For now, it’ll be enough to just set the detection model (detect_model) and the detection mode (detect_type). You can also set the track_max_individuals (in the “Tracking” tab) to 15, since that’s the number of locusts in the video. Afterwards, click the Convert button at the bottom right to begin processing. After conversion is done, you’ll be dropped into the default tracking view.

Improving Visuals

Since we didn’t set detect_skeleton in the previous step, 🦖 assumes a human skeleton - which, applied to a locust, might not look like a good representation. Let’s fix that! Simply set the detect_skeleton to

["locust",[[1,2],[0,1],[1,3],[3,4],[3,6],[3,5]]]

This will connect the keypoints as seen in Figure 20 - the first element is the name of the object, followed by a list of pairs (connections between keypoints).

_images/locust_keypoints.png

Figure 20 The keypoints used for the locust model. The numbers correspond to the keypoint indexes detected by the model, defined when the model was trained, and the lines show how they are connected to form the skeleton.

You can also adjust the detect_conf_threshold and detect_iou_threshold if you’re not happy with the results. The confidence threshold is the minimum confidence for a detection to be considered valid, and the intersection over union threshold is the minimum overlap between two detections for them to be considered the same object. You can adjust these values to get more or fewer detections, depending on your needs.

Note

If you change any detect_* parameters you’ll have to reconvert the video to see the changes.

Adjusting Posture Based On Keypoints

There is a difference between pose and posture in 🦖 (see Posture). In summary, “pose” are the keypoints detected by YOLO and “posture” is a 🦖-generated combination of outer- and center-line. If you’re using a pose model, as is the case here, you might have some keypoints for extremities that you don’t want to use for generating the center-line (midline) or outline of an individual.

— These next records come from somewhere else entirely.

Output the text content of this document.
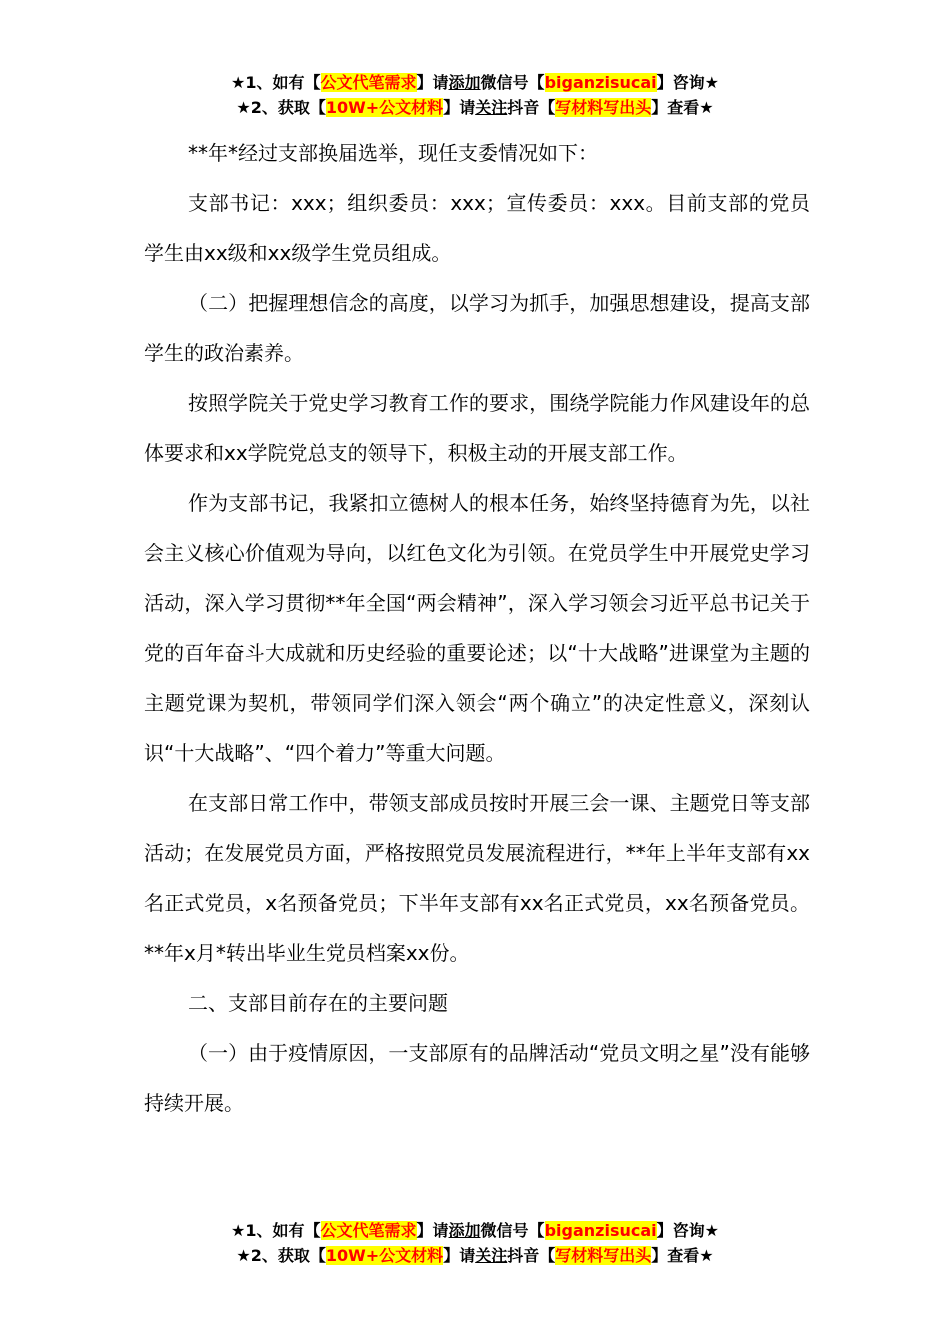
★1、如有【公文代笔需求】请添加微信号【biganzisucai】咨询★
★2、获取【10W+公文材料】请关注抖音【写材料写出头】查看★

**年*经过支部换届选举，现任支委情况如下：

支部书记：xxx；组织委员：xxx；宣传委员：xxx。目前支部的党员学生由xx级和xx级学生党员组成。

（二）把握理想信念的高度，以学习为抓手，加强思想建设，提高支部学生的政治素养。

按照学院关于党史学习教育工作的要求，围绕学院能力作风建设年的总体要求和xx学院党总支的领导下，积极主动的开展支部工作。

作为支部书记，我紧扣立德树人的根本任务，始终坚持德育为先，以社会主义核心价值观为导向，以红色文化为引领。在党员学生中开展党史学习活动，深入学习贯彻**年全国“两会精神”，深入学习领会习近平总书记关于党的百年奋斗大成就和历史经验的重要论述；以“十大战略”进课堂为主题的主题党课为契机，带领同学们深入领会“两个确立”的决定性意义，深刻认识“十大战略”、“四个着力”等重大问题。

在支部日常工作中，带领支部成员按时开展三会一课、主题党日等支部活动；在发展党员方面，严格按照党员发展流程进行，**年上半年支部有xx名正式党员，x名预备党员；下半年支部有xx名正式党员，xx名预备党员。**年x月*转出毕业生党员档案xx份。

二、支部目前存在的主要问题

（一）由于疫情原因，一支部原有的品牌活动“党员文明之星”没有能够持续开展。

★1、如有【公文代笔需求】请添加微信号【biganzisucai】咨询★
★2、获取【10W+公文材料】请关注抖音【写材料写出头】查看★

To adjust this, you can set the pose_midline_indexes parameter. This is a list of keypoint indexes that represent the center-line of the individual. These will vary based on the dataset used for training the model, but you can find them by looking at it’s output. For the locust model, the center-line keypoints are [1,3,4]. Just go to the settings box at the bottom of the screen to set it!

Enable calculate_posture if you haven’t already, and click on the Reanalyse button to apply your changes. Also have a look at Posture for more information on posture settings.

Finally

After you’re happy with the results, you can press the S key to save the changes and export the data. Don’t forget to also save the configuration whenever you changed something important - this can be done in the ☰ MenuSave config.